かつてバルサでFWとして活躍し、引退後はヨハン・クライフ監督のアシスタントコーチを務めた男は、フリューゲルスに3-4-3を導入。成績不振で9カ月で辞任することになったが、バルサイズムを日本に伝えた。
「チャーリー(レシャック)からは、もっと頭を使えと言われた。日本人はよく走るけど、逆にパスコースを消してしまっていると。ポジショニングの大切さを言われ続けました」
「ヤットもモトさんも感化された」
当時、三浦、山口素弘、吉田孝行(現ヴィッセル神戸監督)、そして高卒でいきなり先発起用された遠藤保仁らは、レシャックから衝撃を受けた。
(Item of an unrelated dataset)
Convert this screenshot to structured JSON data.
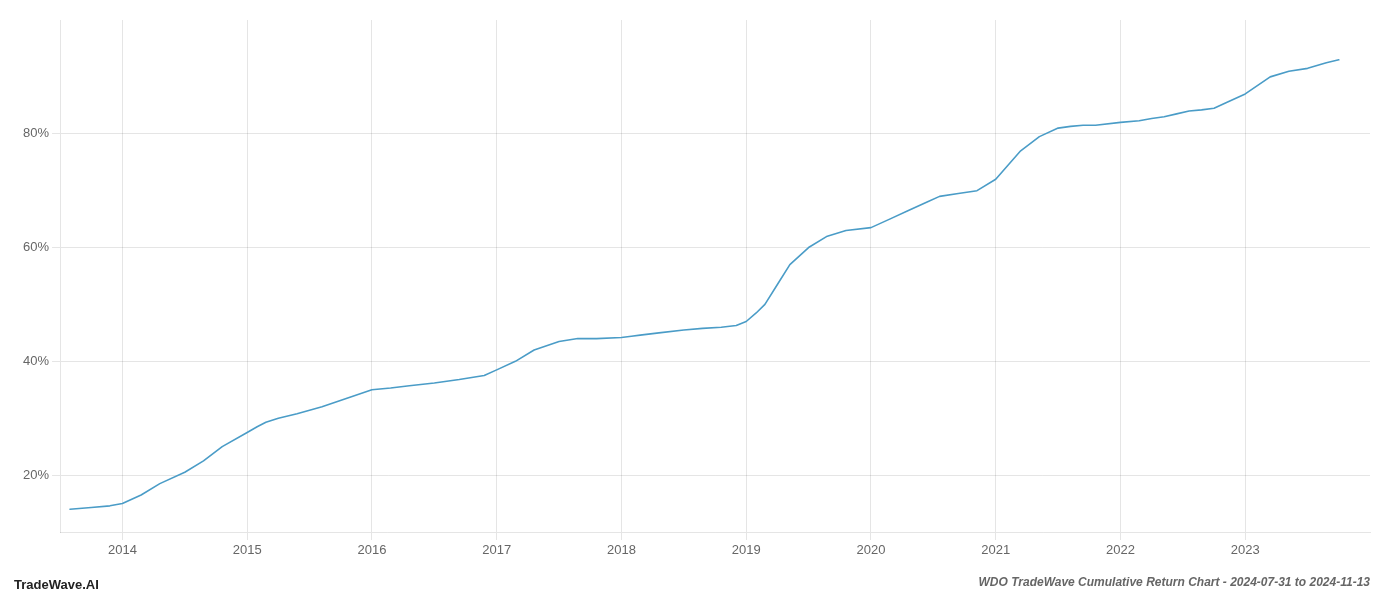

「ヤット(遠藤)もモトさん(山口)も、当時関わった人はみんな感化されたと思う。始めは難しかったが、どんどん良くなったのを感じた。なぜあれを続けられなかったのか。本当にもったいなかったと思います」
ただ、20年の時を経て、その経験を生かす機会が訪れたのだから、人生はわからない。
そのときの人脈も生きようとしている。フリューゲルス時代、レシャックの下でアシスタントコーチだったジョルディ・ロウラが、現在バルサのアカデミーダイレクター(育成部門責任者)を務めているのだ。